Allah talepkarlardan razı olsun J

Peki müşterinin öneminin farkında mıyız? Onların, veli nimetimiz olduğuna gerçekten inanıyor muyuz? Onlara hak ettikleri değeri ve önemi veriyor muyuz?

Esnafların çoğunda, “Müşteri veli nimetimizdir” panosu duvara asılı durur. Ama malesef müşterilerine böyle yaklaştıklarını göremeyiz. Çünkü, 1990’lara kadar arz talepten azdı. Başka bir deyişle talep arzdan fazlaydı. Yer yer kıtlık ve karaborsa vardı. Satıcının eli güçlüydü. Bu yüzden taksiciler müşteri seçer, bakkal müşterisine gülümsemez, restorant sahibi “niye geldin” bakışı atardı. Oysa şimdi böyle değil. Bolluk çağını yaşıyoruz. Aynı alanda birden fazla marka var. Şimdi marka başına müşteri sayısı az.

Yine de özellikle esnaf ve KOBİ’lerimiz müşteri kapma rekabetinin farkında değiller. Müşteri sayısını bol/çok zannediyorlar. Eski alışkanlıklarından kurtulmuş değiller. Koca koca kurumlarımızda bile “müşterinin veli nimetliği” içselleştirilememiş. Neden?

Türk insanın geliştiremediği en önemli duygu bence empati, yani karşısındakinin ne düşünebileceğini, ne isteyebileceğini hissedememe durumu.

Müşteri dediğimiz kim? Etrafımızdakiler, ürünümüzü alanlar, biz, ben... Biz mağazada nasıl ağırlanmak, satış sonrasında nasıl muamele görmek istiyorsak, bizim müşterilerimiz de bizden aynısını istiyor. Fazlasını değil.

Biz nasıl bazı restoranların, bazı marketlerin müdavimi isek, bizim müşterilerimiz de belledikleri yerlerden alışveriş yapmak isterler. O yer neden bizim yerimiz olmasın?

Yeniden iş dünyamıza dönelim. Bizde, müşteriyle uzun soluklu ilişki kurmak esas değildir. Müşteriye “one shot” gözüyle bakarız. Tek seferde çok şey satıp, parasını tahsil etmeye bakarız. Müşterinin defalarca gelebileceğini hesaba katmaz, “ilk seferde ne koparırsam kardır” mantığıyla hareket ederiz. Bu sebepledir ki, satış sonrası servis, danışma hattı, garanti, CRM, tüketici hakları gibi uygulamalar bize geç gelmiştir.
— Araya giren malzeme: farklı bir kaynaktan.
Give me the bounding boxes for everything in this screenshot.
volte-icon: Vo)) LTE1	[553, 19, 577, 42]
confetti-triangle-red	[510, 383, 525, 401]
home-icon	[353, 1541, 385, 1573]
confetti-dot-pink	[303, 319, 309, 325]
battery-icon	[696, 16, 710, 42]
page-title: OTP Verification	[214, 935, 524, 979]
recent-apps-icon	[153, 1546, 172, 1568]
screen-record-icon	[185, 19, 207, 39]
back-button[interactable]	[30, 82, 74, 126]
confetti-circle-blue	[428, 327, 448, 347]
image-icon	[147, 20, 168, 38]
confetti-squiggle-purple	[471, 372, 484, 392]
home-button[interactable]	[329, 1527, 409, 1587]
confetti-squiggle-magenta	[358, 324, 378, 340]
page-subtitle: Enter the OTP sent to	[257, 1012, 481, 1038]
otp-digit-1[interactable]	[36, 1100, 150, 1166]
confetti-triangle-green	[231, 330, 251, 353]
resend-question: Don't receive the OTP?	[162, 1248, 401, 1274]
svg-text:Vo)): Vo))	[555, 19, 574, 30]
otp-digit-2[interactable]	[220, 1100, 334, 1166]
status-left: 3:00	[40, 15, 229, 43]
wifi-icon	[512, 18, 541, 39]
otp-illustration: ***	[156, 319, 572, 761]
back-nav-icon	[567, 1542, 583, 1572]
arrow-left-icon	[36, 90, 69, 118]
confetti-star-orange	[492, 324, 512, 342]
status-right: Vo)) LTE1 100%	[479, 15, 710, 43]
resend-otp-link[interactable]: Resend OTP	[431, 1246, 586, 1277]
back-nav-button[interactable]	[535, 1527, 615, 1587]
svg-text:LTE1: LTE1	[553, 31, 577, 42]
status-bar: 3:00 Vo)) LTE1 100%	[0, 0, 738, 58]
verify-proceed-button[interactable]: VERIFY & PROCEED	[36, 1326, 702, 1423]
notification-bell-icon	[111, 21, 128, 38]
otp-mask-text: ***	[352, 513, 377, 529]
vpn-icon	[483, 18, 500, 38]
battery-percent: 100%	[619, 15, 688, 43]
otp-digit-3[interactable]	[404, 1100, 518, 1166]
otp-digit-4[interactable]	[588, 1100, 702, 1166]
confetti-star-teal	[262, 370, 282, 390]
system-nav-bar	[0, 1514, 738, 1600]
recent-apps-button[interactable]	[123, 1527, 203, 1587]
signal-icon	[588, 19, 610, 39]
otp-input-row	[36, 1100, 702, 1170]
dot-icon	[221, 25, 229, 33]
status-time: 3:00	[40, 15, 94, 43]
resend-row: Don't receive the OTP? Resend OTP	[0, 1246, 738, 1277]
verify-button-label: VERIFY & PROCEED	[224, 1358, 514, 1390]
Oysaki yeni müşteriler peşinde koşmak hem zahmetli, hem pahalıdır. İlk kez alışveriş yapmaya gelen müşteriyi sadık hale çevirdiğinizde, sürekli bir gelir kaynağı elde edersiniz. Sadık müşterilerinizle, satışlarınızdaki dalgalanmayı ve riski azaltırsınız. Bu yüzden, eldeki kuş, daldaki kuştan daha değerlidir. Habire yeni müşteriler peşinde koşmaktansa mevcut müşterilere daha çok, daha sık satış yapmanın yollarını bulmalıyız.

Esnaf tabiriyle, hedefimiz “maksat müşterinin ayağı alışsın” olmalı. Yanlış anlamayın. Alışsın, ama indirimle değil; sunumla, kaliteyle, ilgiyle, güvenle... Sadık müşteriler sizi çok daha hızlı ve sağlıklı büyütür.

Müşteri indirimden başka birşeyden anlamaz, demeyin. Bir defa, müşterinin gözünde herşey para değil, fiyat değil. Onların aradığı çok daha başka bir şey. Güven mi desem, farklılık mı desem, ilgi mi desem... Hepsi mi desem... Onu da siz bulacaksınız.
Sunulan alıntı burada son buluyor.